A wealth of gardening riches

Andrew Collyer - Practical Gardening

Published 14/04/2015 | 00:00

TOP: Magnolia x soulangeana. ABOVE LEFT: Flower of Acer japonicum 'Aconitifolium'. ABOVE RIGHT: Plant of the week- Sophora 'Sun King'
TOP: Magnolia x soulangeana. ABOVE LEFT: Flower of Acer japonicum 'Aconitifolium'. ABOVE RIGHT: Plant of the week- Sophora 'Sun King'
TOP: Magnolia x soulangeana. ABOVE LEFT: Flower of Acer japonicum 'Aconitifolium'. ABOVE RIGHT: Plant of the week- Sophora 'Sun King'

At this stage I consider myself a bit of a gnarled old gardener with a slightly hoary old attitude. But come this time of year particularly when the weather has been so fine I become a wide eyed child in a sweet shop again. The wealth of gardening riches on display at present truly is a source of wonderment.

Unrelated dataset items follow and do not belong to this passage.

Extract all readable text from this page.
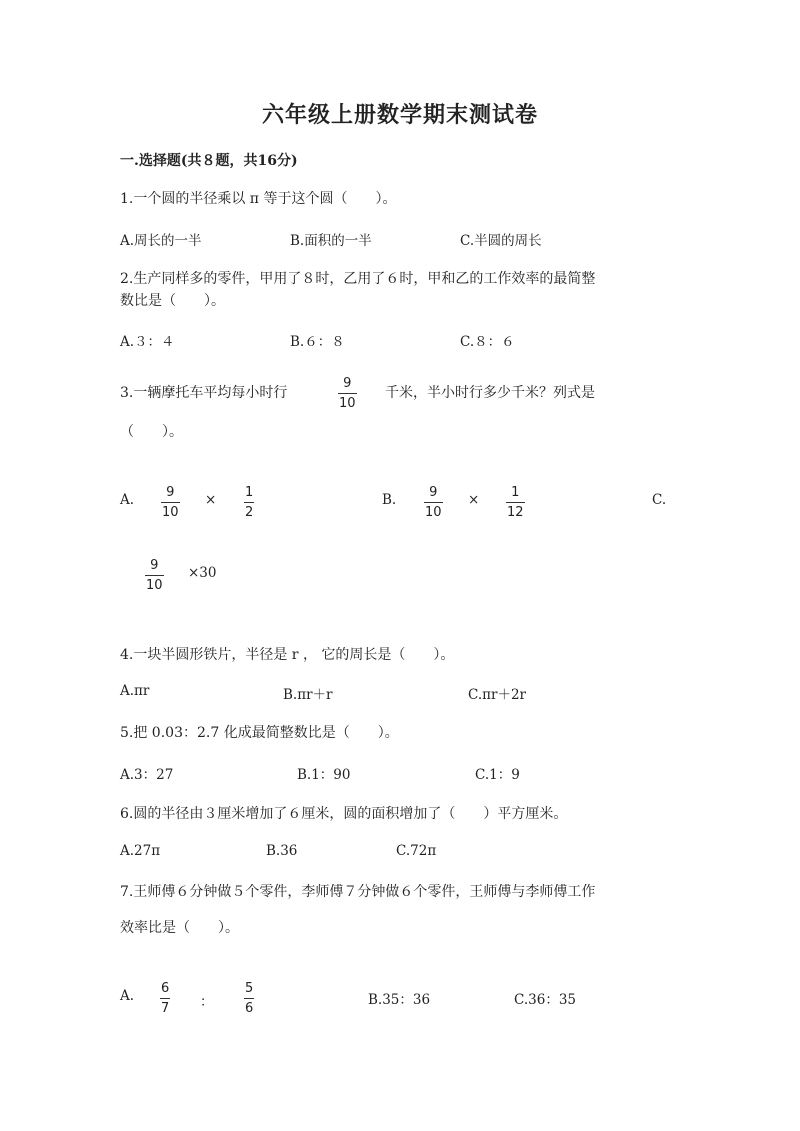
六年级上册数学期末测试卷
一.选择题(共８题，共16分)
1.一个圆的半径乘以 π 等于这个圆（　　）。
A.周长的一半	B.面积的一半	C.半圆的周长
2.生产同样多的零件，甲用了８时，乙用了６时，甲和乙的工作效率的最简整
数比是（　　）。
A.３：４	B.６：８	C.８：６
3.一辆摩托车平均每小时行
9
10
千米，半小时行多少千米？列式是
（　　）。
A. 9
10
× 1
2
B.	9
10
× 1
12
C.
9
10
×30
4.一块半圆形铁片，半径是 r ， 它的周长是（　　）。
A.πr	B.πr＋r	C.πr＋2r
5.把 0.03：2.7 化成最简整数比是（　　）。
A.3：27	B.1：90	C.1：9
6.圆的半径由３厘米增加了６厘米，圆的面积增加了（　　）平方厘米。
A.27π	B.36	C.72π
7.王师傅６分钟做５个零件，李师傅７分钟做６个零件，王师傅与李师傅工作
效率比是（　　）。
A. 6
7 ：
5
6
B.35：36	C.36：35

Magnolias, cherries, Camellias, Pieris, Sophora, Acacia and the new fresh leaves appearing on Japanese maples can all be jaw dropping right now. And that's before you even note the Forsythias, flowering currants and Berberis on display.

Many of these plants are what are termed structural plants when you are looking to develop a planting plan for a garden. They are the keystones from which you build the rest of your planting design off. Inevitably they tend to be ultimately large plants that are long lived. This allows them to provide a permanent backbone to your garden even while the transient planting of perennials and lesser shrubs might change over the years.

For this reason it is important to get these plants right and make even more effort in planting them into good growing conditions. You should plan for these plants to be there as long as the garden is and probably as log as yourself.

This brings me back to my wide eyed wonderment because at this time of year, even for a hardened gardener like myself, I want everything. Such is the beauty on display it is very easy to get carried away buying the unsuitable or crowding plants closely together. These structure plants deserve to be left unpruned and be allowed the the space they need to make up their natural shape. There is nothing worse than seeing a lovely Magnolia or Japanese maple unsympathetically pruned just to squeeze it into a border.

This all means selecting your plants carefully and allowing for its growth for the next 10 years. This doesn't mean you can't plant around your structure plant. Groundcover and low planting can be grown very successful without inhibiting the growth of your star plant and with care can enhance its impact. As an example grow Vinca minor under a Magnolia x soulangiana both in flower now. Or Euphorbia amygdaloides 'Purpurea' planted under an Acer palmatum 'Sango Kaku'. If your structure plant is at the back of a deep border you can plant in front of it masking off any vacant space around it. Camellia 'Colonial Lady' with Skimmia 'Rubella' in front would work with both plants happy in a little shade. Sophora 'Sun King' fronted with Erysimum 'Bowles Mauve' in a sunny spot.

This rule for pruning generally works best with all structural plants not just now but right through the flowering seasons. Flowering dogwoods [Cornus], witch hazels [Hamamelis], Killarney Strawberry tree [Arbutus] and myrtles [Myrtus] are plants that spring to mind that are much better when left to create their own magnificence.

So if you're in the garden centre this week and are in the market for for a structural plant spend a little time researching once you have found something you like the look of. Asking staff is a great starting point but do some follow up study if you have time.These plants are often expensive. The Hilliers manual of trees and shrubs if a great source of information on all woody plants. Online check in with the Royal Horticultural Society web site, type in RHS with your plant name search. With structural plants follow the mantra 'this plant is for life not just for Christmas' therefore it is worth a little forethought.

There are literally hundreds of different species and varieties of the plants mentioned at the beginning of the article but here are a few to look out for.

Magnolia x soulangiana is possibly the plant most frequently requested in my garden designs. This is the Magnolia with the candle flame shaped flower buds opening white , pink, purple or mixes of all. Magnolia stellata and its cultivars are equally impressive and easily grown. These have star shaped flowers. Some species of Magnolia don't flower as young plants at times taking up to 15 years to bloom so be aware there are many types of Magnolia and some are for the enthusiast only.

Camellia 'Donation' is a pink with yellow stamens and is extremely tough and is great for a novice gardener. C. 'Lady Campbell' is a reliable red.

Acer japonicum 'Aconitifolium' is a lovely maple that has the added bonus of beautiful pendant red flowers at this time of year just before the delicate leaves emerge. Acer palmatum make up the vast majority of Japanese maples with many cultivars. A. 'Orange Dream' and A. 'Katsura' both have lovely colour when the leaves first open as well as in the autumn. A 'Seiryu' is unusual as it has the leaf of a dwarf dissectum variety with the upright habit of a palmatum variety. Beautiful autumn colour.